ACE Standard Offer Capacity Agreements

In April 2011, ACE entered into three Standard Offer Capacity Agreements (SOCAs) by order of the NJBPU, each with a different generation company. ACE entered into the SOCAs under protest, as did the other electric distribution companies (EDCs) in New Jersey, arguing that the EDCs were denied due process and that the SOCAs violated certain of the requirements of the New Jersey law under which the SOCAs were established (the NJ SOCA Law). In October 2013, in light of the decision of the U.S. District Court for the District of New Jersey described below, the state appeals of the NJBPU implementation orders filed by the EDCs and generators were dismissed without prejudice, subject to the parties exercising their appellate rights in the Federal courts.

 

In February 2011, ACE joined other plaintiffs in an action filed in the U.S. District Court for the District of New Jersey challenging the NJ SOCA Law on the grounds that it violates the Commerce Clause and the Supremacy Clause of the U.S. Constitution. In October 2013, the Federal district court ruled that the NJ SOCA Law is preempted by the Federal Power Act (FPA) and violates the Supremacy Clause, and is therefore null and void. In October 2013, the Federal district court issued an order ruling that the SOCAs are void, invalid and unenforceable, which order was affirmed by the U.S. Court of Appeals for the Third Circuit in September 2014. In November 2014 and December 2014, respectively, one of the generation companies and the NJBPU petitioned the U.S. Supreme Court to consider hearing an appeal of the Third Circuit decision. The U.S. Supreme Court has not yet agreed to review the Third Circuit decision and the petitions for such review remain pending.

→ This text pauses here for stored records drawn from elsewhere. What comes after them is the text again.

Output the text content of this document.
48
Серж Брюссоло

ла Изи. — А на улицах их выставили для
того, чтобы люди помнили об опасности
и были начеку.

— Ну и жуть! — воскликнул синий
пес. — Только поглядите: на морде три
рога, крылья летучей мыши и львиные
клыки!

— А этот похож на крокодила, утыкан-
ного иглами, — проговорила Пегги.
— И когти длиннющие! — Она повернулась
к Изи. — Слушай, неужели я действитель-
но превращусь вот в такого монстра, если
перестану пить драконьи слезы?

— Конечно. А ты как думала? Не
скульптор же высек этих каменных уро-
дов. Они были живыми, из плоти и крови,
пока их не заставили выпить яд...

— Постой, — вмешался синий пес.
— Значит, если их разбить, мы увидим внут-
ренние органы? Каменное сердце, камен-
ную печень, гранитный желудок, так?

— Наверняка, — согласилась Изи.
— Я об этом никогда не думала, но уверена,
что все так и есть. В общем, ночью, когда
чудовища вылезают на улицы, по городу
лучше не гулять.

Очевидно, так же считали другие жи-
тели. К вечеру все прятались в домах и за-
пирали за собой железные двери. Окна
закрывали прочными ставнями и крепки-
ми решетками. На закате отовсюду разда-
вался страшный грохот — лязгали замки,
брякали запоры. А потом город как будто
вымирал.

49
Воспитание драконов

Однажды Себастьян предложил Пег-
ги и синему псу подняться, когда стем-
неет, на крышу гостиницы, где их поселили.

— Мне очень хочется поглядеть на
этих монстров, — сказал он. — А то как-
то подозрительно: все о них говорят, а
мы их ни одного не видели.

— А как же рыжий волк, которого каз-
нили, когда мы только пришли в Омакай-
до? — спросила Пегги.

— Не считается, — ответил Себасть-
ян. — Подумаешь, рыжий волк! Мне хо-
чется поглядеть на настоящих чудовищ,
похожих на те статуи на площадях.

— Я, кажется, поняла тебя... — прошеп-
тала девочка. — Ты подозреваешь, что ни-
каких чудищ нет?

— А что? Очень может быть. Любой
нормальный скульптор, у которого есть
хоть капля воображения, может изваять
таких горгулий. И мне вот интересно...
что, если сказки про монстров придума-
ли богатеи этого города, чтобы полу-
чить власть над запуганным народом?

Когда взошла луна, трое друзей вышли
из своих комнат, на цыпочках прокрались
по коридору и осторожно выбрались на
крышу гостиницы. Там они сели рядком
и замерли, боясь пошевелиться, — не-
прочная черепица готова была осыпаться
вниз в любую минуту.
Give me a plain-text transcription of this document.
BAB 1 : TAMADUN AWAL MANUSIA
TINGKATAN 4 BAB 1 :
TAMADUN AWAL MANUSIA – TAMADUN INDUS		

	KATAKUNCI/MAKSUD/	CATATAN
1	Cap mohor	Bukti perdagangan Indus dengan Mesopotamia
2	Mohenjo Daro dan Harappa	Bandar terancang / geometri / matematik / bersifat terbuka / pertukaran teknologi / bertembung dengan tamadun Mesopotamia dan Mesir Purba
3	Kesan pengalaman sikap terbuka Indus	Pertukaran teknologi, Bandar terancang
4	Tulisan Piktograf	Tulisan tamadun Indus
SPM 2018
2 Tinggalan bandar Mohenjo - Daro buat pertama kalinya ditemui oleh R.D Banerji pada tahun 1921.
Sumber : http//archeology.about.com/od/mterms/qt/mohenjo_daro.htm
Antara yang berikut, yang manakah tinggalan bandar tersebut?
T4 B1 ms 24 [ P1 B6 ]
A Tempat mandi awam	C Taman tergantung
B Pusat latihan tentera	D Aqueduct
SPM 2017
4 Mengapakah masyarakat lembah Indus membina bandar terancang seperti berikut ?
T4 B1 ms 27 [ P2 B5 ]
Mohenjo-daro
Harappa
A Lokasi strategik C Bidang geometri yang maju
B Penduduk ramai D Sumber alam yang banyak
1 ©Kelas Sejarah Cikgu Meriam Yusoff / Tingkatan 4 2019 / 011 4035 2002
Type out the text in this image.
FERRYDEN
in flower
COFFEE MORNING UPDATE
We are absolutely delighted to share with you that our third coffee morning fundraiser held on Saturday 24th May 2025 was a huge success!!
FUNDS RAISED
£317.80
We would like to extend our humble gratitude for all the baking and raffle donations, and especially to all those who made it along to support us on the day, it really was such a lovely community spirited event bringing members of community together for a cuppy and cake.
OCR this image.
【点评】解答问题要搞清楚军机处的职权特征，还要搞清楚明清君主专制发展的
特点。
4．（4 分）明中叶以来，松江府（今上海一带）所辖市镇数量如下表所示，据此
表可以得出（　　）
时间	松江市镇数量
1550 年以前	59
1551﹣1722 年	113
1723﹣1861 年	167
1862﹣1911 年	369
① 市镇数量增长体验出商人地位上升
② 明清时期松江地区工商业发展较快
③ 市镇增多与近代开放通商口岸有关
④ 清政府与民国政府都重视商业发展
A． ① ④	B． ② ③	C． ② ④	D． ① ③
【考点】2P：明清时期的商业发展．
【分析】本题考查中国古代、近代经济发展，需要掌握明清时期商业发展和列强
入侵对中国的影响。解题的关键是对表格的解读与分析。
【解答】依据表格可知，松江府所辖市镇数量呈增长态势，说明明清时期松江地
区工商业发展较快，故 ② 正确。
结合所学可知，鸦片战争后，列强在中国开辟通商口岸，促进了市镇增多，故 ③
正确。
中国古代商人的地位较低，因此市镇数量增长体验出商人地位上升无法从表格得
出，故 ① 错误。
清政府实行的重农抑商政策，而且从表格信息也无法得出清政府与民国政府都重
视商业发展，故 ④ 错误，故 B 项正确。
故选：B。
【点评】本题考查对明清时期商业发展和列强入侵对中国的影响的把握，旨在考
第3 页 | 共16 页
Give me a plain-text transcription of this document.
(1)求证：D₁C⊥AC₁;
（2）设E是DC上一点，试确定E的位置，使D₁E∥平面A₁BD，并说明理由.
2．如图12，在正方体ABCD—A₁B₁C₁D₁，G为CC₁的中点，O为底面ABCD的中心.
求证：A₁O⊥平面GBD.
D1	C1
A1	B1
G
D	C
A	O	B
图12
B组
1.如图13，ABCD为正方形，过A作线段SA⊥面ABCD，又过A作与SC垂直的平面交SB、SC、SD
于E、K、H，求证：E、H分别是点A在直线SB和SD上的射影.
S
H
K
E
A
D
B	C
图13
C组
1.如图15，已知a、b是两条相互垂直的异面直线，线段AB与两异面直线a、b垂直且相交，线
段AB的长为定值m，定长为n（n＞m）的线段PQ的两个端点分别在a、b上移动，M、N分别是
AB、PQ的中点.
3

ACE terminated one of the three SOCAs effective July 1, 2013 due to the occurrence of an event of default on the part of the generation company counterparty. ACE terminated the remaining two SOCAs effective November 19, 2013, in response to the October 2013 Federal district court decision.

In response to the October 2013 Federal district court order, ACE, in the fourth quarter of 2013, derecognized both the derivative assets (liabilities) for the estimated fair value of the SOCAs and the related regulatory liabilities (assets) that it had established with respect to the SOCAs.

Merger Approval Proceedings

New Jersey

On June 18, 2014, Exelon, PHI and ACE, and certain of their respective affiliates, filed a petition with the NJBPU seeking approval of the Merger. To approve the Merger, the NJBPU must find the Merger is in the public interest, and consider the impact of the Merger on (i) competition, (ii) rates of ratepayers affected by the Merger, (iii) ACE’s employees, and (iv) the provision of safe and reliable service at just and reasonable rates. On January 14, 2015, PHI, ACE, Exelon, certain of Exelon’s affiliates, the Staff of the NJBPU, and the Independent Energy Producers of New Jersey filed a stipulation of settlement (the Stipulation) with the NJBPU in this proceeding. On February 11, 2015, the NJBPU approved the Stipulation and the Merger and on March 6, 2015, the NJBPU issued a written order approving the Stipulation.

The NJBPU order states that the Merger must be closed by November 1, 2015 unless extended by the NJBPU. On October 15, 2015, the NJBPU voted to extend the effectiveness of its Merger approval until June 30, 2016.

Federal Energy Regulatory Commission

On May 30, 2014, Exelon, PHI, Pepco, DPL and ACE, and certain of their respective affiliates, submitted to FERC a Joint Application for Authorization of Disposition of Jurisdictional Assets and Merger under Section 203 of the FPA. Under that section, FERC shall approve a merger if it finds that the proposed transaction will be consistent with the public interest. On November 20, 2014, FERC issued an order approving the Merger.